According to bumper stickers, work is either a four-letter word or it's for people who don't know how to fish. Today it's a given that people will steal every possible minute from the job to surf the Internet, send and answer e-mail, talk on the telephone, update their Facebook pages. Of course, they don't think of it as "stealing" time -- they think of it as a survival strategy.
I've got a radical notion for these folks: The people who sign your paychecks are entitled to eight hours of your day for every eight hours of pay. It doesn't matter whether you like the job or not. If you're accepting the check, then play by the rules and work for it.

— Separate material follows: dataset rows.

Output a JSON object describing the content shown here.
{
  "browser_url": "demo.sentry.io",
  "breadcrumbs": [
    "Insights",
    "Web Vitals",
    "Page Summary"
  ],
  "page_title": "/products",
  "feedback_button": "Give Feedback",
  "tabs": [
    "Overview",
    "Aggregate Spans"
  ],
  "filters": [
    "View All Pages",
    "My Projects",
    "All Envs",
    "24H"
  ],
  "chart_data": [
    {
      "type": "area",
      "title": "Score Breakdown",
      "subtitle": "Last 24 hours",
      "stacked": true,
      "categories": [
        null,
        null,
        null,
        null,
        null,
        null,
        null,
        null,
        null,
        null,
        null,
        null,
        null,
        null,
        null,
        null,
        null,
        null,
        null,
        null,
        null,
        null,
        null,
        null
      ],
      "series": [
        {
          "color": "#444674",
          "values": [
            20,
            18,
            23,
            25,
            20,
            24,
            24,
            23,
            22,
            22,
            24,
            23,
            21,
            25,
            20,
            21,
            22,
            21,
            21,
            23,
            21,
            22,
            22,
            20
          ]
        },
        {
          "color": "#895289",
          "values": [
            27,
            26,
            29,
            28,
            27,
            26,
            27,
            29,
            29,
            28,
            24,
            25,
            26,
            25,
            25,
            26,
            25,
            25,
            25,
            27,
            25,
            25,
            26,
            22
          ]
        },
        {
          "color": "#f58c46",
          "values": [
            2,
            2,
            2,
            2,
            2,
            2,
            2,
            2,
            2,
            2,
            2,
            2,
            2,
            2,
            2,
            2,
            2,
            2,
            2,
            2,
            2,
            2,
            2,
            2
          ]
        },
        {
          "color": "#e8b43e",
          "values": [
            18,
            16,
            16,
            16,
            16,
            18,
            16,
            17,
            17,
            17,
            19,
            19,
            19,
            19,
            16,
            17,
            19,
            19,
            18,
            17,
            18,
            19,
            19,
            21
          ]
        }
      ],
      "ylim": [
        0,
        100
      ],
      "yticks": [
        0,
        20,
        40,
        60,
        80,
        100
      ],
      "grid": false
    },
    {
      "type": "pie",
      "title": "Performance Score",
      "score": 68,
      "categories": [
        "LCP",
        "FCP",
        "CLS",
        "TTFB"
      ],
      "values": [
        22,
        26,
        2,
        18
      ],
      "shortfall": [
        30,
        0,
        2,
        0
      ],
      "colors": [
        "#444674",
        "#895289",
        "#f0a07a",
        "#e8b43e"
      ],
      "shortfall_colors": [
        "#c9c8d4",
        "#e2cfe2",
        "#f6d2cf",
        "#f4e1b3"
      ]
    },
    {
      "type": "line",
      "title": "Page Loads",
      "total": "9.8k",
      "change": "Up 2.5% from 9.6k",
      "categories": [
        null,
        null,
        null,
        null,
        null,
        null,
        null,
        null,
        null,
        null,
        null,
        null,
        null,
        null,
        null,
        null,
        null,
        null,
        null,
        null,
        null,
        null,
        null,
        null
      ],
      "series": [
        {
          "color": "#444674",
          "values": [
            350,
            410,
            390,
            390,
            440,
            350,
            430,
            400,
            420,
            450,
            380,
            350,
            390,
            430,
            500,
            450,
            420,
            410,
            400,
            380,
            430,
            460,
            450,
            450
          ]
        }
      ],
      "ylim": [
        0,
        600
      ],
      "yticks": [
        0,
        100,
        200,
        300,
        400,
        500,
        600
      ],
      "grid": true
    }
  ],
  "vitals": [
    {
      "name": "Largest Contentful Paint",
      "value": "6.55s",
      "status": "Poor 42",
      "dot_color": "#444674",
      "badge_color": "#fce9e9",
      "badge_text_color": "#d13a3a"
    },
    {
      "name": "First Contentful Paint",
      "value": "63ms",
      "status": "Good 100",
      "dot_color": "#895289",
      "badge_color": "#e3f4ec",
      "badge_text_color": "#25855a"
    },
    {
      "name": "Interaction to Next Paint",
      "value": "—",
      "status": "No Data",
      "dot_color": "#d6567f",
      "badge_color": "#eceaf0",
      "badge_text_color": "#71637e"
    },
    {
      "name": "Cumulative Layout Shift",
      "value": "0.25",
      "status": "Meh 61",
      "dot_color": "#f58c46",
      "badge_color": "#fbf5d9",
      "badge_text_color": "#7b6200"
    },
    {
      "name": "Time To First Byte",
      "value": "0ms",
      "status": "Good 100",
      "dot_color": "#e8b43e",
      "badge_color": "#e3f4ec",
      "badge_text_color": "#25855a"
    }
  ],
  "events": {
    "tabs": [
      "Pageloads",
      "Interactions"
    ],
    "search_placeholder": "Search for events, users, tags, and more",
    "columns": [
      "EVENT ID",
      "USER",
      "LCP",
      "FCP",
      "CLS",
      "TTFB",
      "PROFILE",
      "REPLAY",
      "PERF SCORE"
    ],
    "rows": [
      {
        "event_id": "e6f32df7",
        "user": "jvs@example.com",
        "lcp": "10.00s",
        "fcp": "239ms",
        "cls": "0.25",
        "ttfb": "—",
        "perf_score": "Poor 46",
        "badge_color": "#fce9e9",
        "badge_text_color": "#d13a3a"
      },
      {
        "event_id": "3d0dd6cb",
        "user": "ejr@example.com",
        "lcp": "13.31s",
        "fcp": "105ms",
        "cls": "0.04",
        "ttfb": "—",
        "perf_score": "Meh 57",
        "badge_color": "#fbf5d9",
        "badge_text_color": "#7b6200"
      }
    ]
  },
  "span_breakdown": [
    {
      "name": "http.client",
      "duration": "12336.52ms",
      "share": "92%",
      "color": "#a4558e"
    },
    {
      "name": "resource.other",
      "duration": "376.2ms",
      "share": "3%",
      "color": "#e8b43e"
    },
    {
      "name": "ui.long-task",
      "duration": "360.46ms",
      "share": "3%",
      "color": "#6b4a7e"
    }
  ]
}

That's why they call it 'work'
And if you loathe your job? By all means try to find one that suits you better. It may not be possible right away due to our uncertain economy or to your personal situation. For example, I'm pretty sure that my mother, with four kids of her own by age 24, didn't like watching up to four other tots at a time back in the days before disposable diapers. But she did it, because she had to do it. There were no other options.
She never stopped trying to improve herself, though, and in time she did. By word and example, both she and my dad impressed upon us the importance of striving for a better life. The secret ingredient: work. Lots of work.
Seem hard to you? Well, of course it's hard. As my dad says, "That's why they call it 'work.' If it were fun, they'd call it 'fun.'" A thankless or low-paying job can be especially bitter when we see other people who seem to have had everything handed to them.
Guess what? Some people do have everything handed to them. If that's you, well, congratulations -- I think. It's my opinion that the only things we can claim are the ones we have worked to achieve. The trust-fund babies of the world may never have to soil their hands. But they may also never know the satisfaction of an honest day's work.